Status: complete

No Other

Hot Sauce

I have known for weeks that you were sailing further away from me.

You have been staying later at work, and going out with your friends every Friday. Each night you come home with a small smile on your peaceful face. You linger at the door and close your eyes, you breathe in deep and hold in the oxygen. When you turn to me your face is a hard mask, every expression is constructed. You touch me mechanically, you touch me infrequently, you kiss me with the closed mouth of a brother. I am trying but I cannot get at you, you are obstructed. Where do you go when you go quiet? What aren’t you telling me?

Today we push our half-empty cart across clinical supermarket tiles for twice as long as we need to – you are distracted and indecisive. Hot sauce or barbecue? You don’t hear me, so I pick the hot sauce to spite you. The little petty things we do for love. I empty our things on to the conveyer-belt but you do not raise a finger to help, you do not smile or engage – you are somewhere else. Sam? I have been calling to you but you refuse to answer.
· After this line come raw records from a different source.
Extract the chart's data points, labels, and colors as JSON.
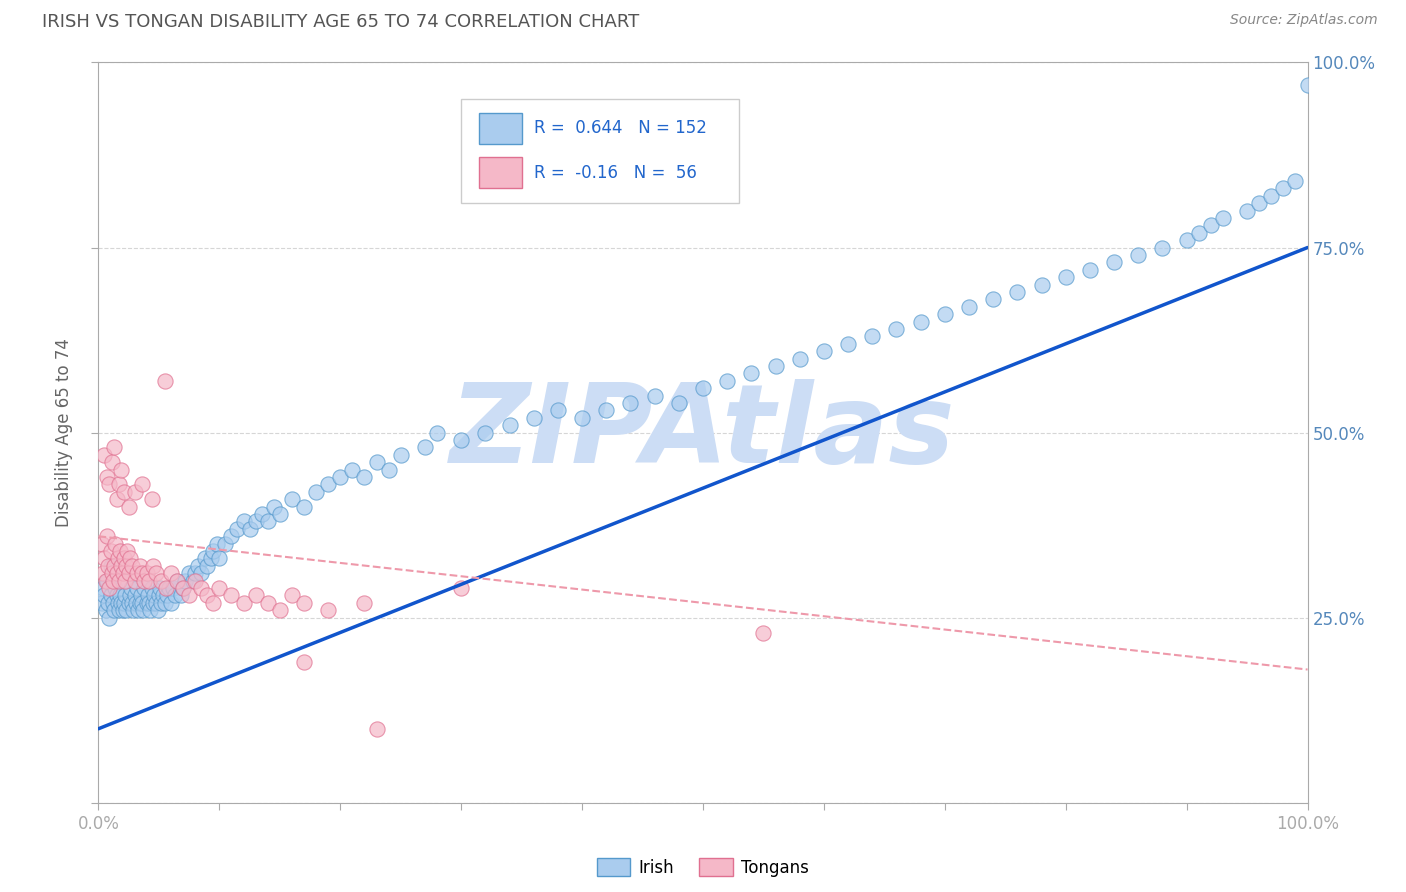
{
  "title": "IRISH VS TONGAN DISABILITY AGE 65 TO 74 CORRELATION CHART",
  "source_text": "Source: ZipAtlas.com",
  "ylabel": "Disability Age 65 to 74",
  "xlim": [
    0.0,
    1.0
  ],
  "ylim": [
    0.0,
    1.0
  ],
  "irish_color": "#aaccee",
  "irish_edge_color": "#5599cc",
  "tongan_color": "#f5b8c8",
  "tongan_edge_color": "#e07090",
  "irish_line_color": "#1155cc",
  "tongan_line_color": "#ee99aa",
  "irish_R": 0.644,
  "irish_N": 152,
  "tongan_R": -0.16,
  "tongan_N": 56,
  "legend_color": "#2266cc",
  "title_color": "#555555",
  "watermark": "ZIPAtlas",
  "watermark_color": "#ccddf5",
  "background_color": "#ffffff",
  "grid_color": "#cccccc",
  "axis_color": "#aaaaaa",
  "tick_color": "#5588bb",
  "irish_trend_x0": 0.0,
  "irish_trend_y0": 0.1,
  "irish_trend_x1": 1.0,
  "irish_trend_y1": 0.75,
  "tongan_trend_x0": 0.0,
  "tongan_trend_y0": 0.36,
  "tongan_trend_x1": 1.0,
  "tongan_trend_y1": 0.18,
  "irish_x": [
    0.003,
    0.004,
    0.005,
    0.006,
    0.007,
    0.008,
    0.009,
    0.01,
    0.01,
    0.012,
    0.013,
    0.014,
    0.015,
    0.016,
    0.017,
    0.018,
    0.019,
    0.02,
    0.02,
    0.021,
    0.022,
    0.023,
    0.025,
    0.026,
    0.027,
    0.028,
    0.029,
    0.03,
    0.031,
    0.032,
    0.033,
    0.034,
    0.035,
    0.036,
    0.037,
    0.038,
    0.04,
    0.041,
    0.042,
    0.043,
    0.044,
    0.045,
    0.046,
    0.048,
    0.049,
    0.05,
    0.051,
    0.052,
    0.053,
    0.055,
    0.057,
    0.058,
    0.06,
    0.062,
    0.063,
    0.065,
    0.068,
    0.07,
    0.072,
    0.075,
    0.078,
    0.08,
    0.082,
    0.085,
    0.088,
    0.09,
    0.093,
    0.095,
    0.098,
    0.1,
    0.105,
    0.11,
    0.115,
    0.12,
    0.125,
    0.13,
    0.135,
    0.14,
    0.145,
    0.15,
    0.16,
    0.17,
    0.18,
    0.19,
    0.2,
    0.21,
    0.22,
    0.23,
    0.24,
    0.25,
    0.27,
    0.28,
    0.3,
    0.32,
    0.34,
    0.36,
    0.38,
    0.4,
    0.42,
    0.44,
    0.46,
    0.48,
    0.5,
    0.52,
    0.54,
    0.56,
    0.58,
    0.6,
    0.62,
    0.64,
    0.66,
    0.68,
    0.7,
    0.72,
    0.74,
    0.76,
    0.78,
    0.8,
    0.82,
    0.84,
    0.86,
    0.88,
    0.9,
    0.91,
    0.92,
    0.93,
    0.95,
    0.96,
    0.97,
    0.98,
    0.99,
    1.0
  ],
  "irish_y": [
    0.27,
    0.29,
    0.28,
    0.26,
    0.3,
    0.27,
    0.25,
    0.28,
    0.32,
    0.27,
    0.26,
    0.29,
    0.28,
    0.27,
    0.26,
    0.28,
    0.27,
    0.26,
    0.3,
    0.27,
    0.28,
    0.26,
    0.27,
    0.28,
    0.29,
    0.27,
    0.26,
    0.28,
    0.27,
    0.29,
    0.26,
    0.27,
    0.28,
    0.27,
    0.26,
    0.29,
    0.27,
    0.28,
    0.27,
    0.26,
    0.29,
    0.27,
    0.28,
    0.27,
    0.26,
    0.28,
    0.29,
    0.27,
    0.28,
    0.27,
    0.28,
    0.29,
    0.27,
    0.29,
    0.28,
    0.3,
    0.28,
    0.29,
    0.3,
    0.31,
    0.3,
    0.31,
    0.32,
    0.31,
    0.33,
    0.32,
    0.33,
    0.34,
    0.35,
    0.33,
    0.35,
    0.36,
    0.37,
    0.38,
    0.37,
    0.38,
    0.39,
    0.38,
    0.4,
    0.39,
    0.41,
    0.4,
    0.42,
    0.43,
    0.44,
    0.45,
    0.44,
    0.46,
    0.45,
    0.47,
    0.48,
    0.5,
    0.49,
    0.5,
    0.51,
    0.52,
    0.53,
    0.52,
    0.53,
    0.54,
    0.55,
    0.54,
    0.56,
    0.57,
    0.58,
    0.59,
    0.6,
    0.61,
    0.62,
    0.63,
    0.64,
    0.65,
    0.66,
    0.67,
    0.68,
    0.69,
    0.7,
    0.71,
    0.72,
    0.73,
    0.74,
    0.75,
    0.76,
    0.77,
    0.78,
    0.79,
    0.8,
    0.81,
    0.82,
    0.83,
    0.84,
    0.97
  ],
  "tongan_x": [
    0.003,
    0.004,
    0.005,
    0.006,
    0.007,
    0.008,
    0.009,
    0.01,
    0.011,
    0.012,
    0.013,
    0.014,
    0.015,
    0.016,
    0.017,
    0.018,
    0.019,
    0.02,
    0.021,
    0.022,
    0.023,
    0.024,
    0.025,
    0.026,
    0.028,
    0.03,
    0.032,
    0.034,
    0.036,
    0.038,
    0.04,
    0.042,
    0.045,
    0.048,
    0.052,
    0.056,
    0.06,
    0.065,
    0.07,
    0.075,
    0.08,
    0.085,
    0.09,
    0.095,
    0.1,
    0.11,
    0.12,
    0.13,
    0.14,
    0.15,
    0.16,
    0.17,
    0.19,
    0.22,
    0.3,
    0.55
  ],
  "tongan_y": [
    0.35,
    0.31,
    0.33,
    0.3,
    0.36,
    0.32,
    0.29,
    0.34,
    0.31,
    0.3,
    0.32,
    0.35,
    0.31,
    0.33,
    0.3,
    0.34,
    0.32,
    0.31,
    0.33,
    0.3,
    0.32,
    0.34,
    0.31,
    0.33,
    0.32,
    0.3,
    0.31,
    0.32,
    0.31,
    0.3,
    0.31,
    0.3,
    0.32,
    0.31,
    0.3,
    0.29,
    0.31,
    0.3,
    0.29,
    0.28,
    0.3,
    0.29,
    0.28,
    0.27,
    0.29,
    0.28,
    0.27,
    0.28,
    0.27,
    0.26,
    0.28,
    0.27,
    0.26,
    0.27,
    0.29,
    0.23
  ],
  "tongan_outlier_x": [
    0.005,
    0.007,
    0.009,
    0.011,
    0.013,
    0.015,
    0.017,
    0.019,
    0.021,
    0.025,
    0.03,
    0.036,
    0.044,
    0.055,
    0.17,
    0.23
  ],
  "tongan_outlier_y": [
    0.47,
    0.44,
    0.43,
    0.46,
    0.48,
    0.41,
    0.43,
    0.45,
    0.42,
    0.4,
    0.42,
    0.43,
    0.41,
    0.57,
    0.19,
    0.1
  ]
}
I count the steps to our car and try to smile at you, to coax you out. I know that your mind is a kind of prison – I have spent eight years bending the bars to let you out, but sometimes you prefer to recede in there. To shrink back in to your darkness for a little while.
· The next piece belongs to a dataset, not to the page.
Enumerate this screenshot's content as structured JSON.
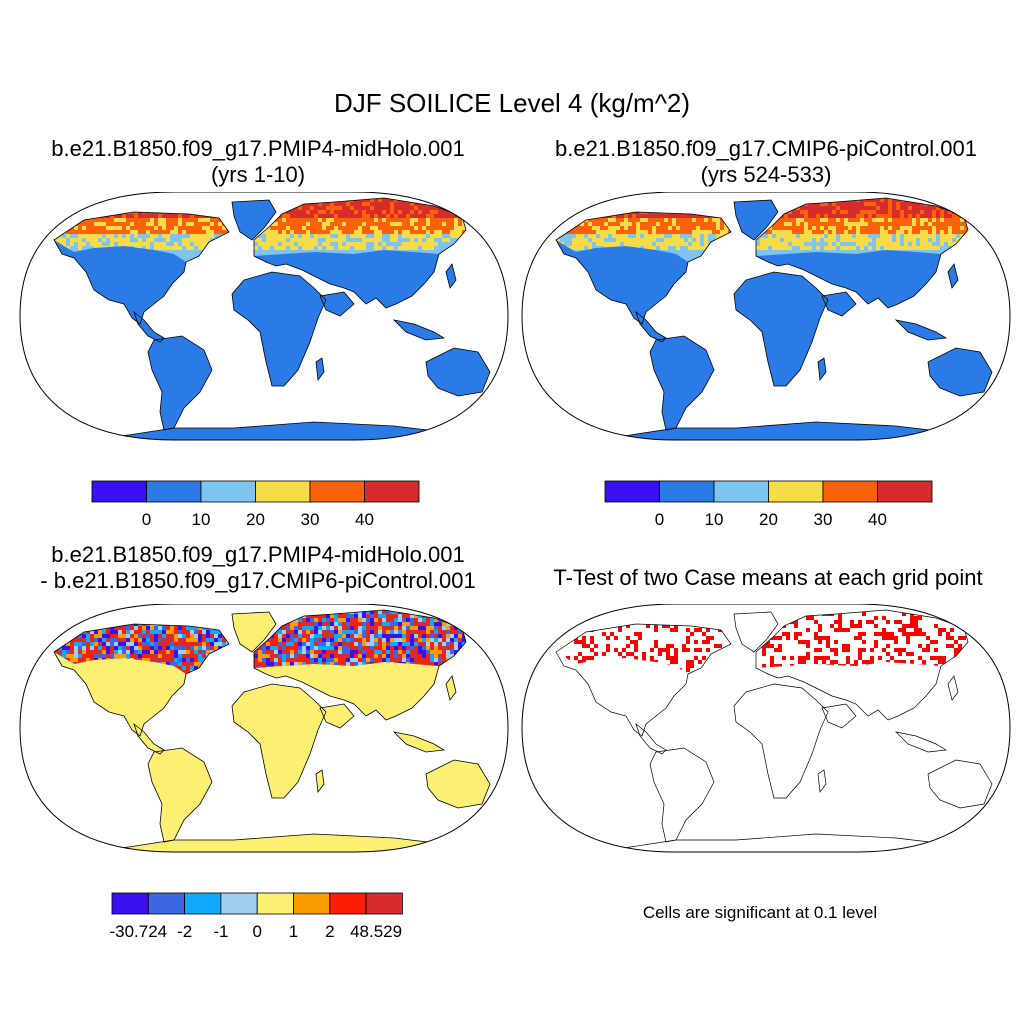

I am moving the last bag in to the open boot when you tap me on the shoulder, so I turn. Your face is full of vibrant colour and I go to kiss it; something in your eyes stops me. Your expression is all pity. I have suddenly stepped on to uneven ground, and one foot is unbalanced.

“I … there’s someone else.”

I feel my breath stop in my throat. I feel my fingers lose their grip in my closed fist. I feel my ribcage shake and shudder,

as it is ripped open by your bare hands.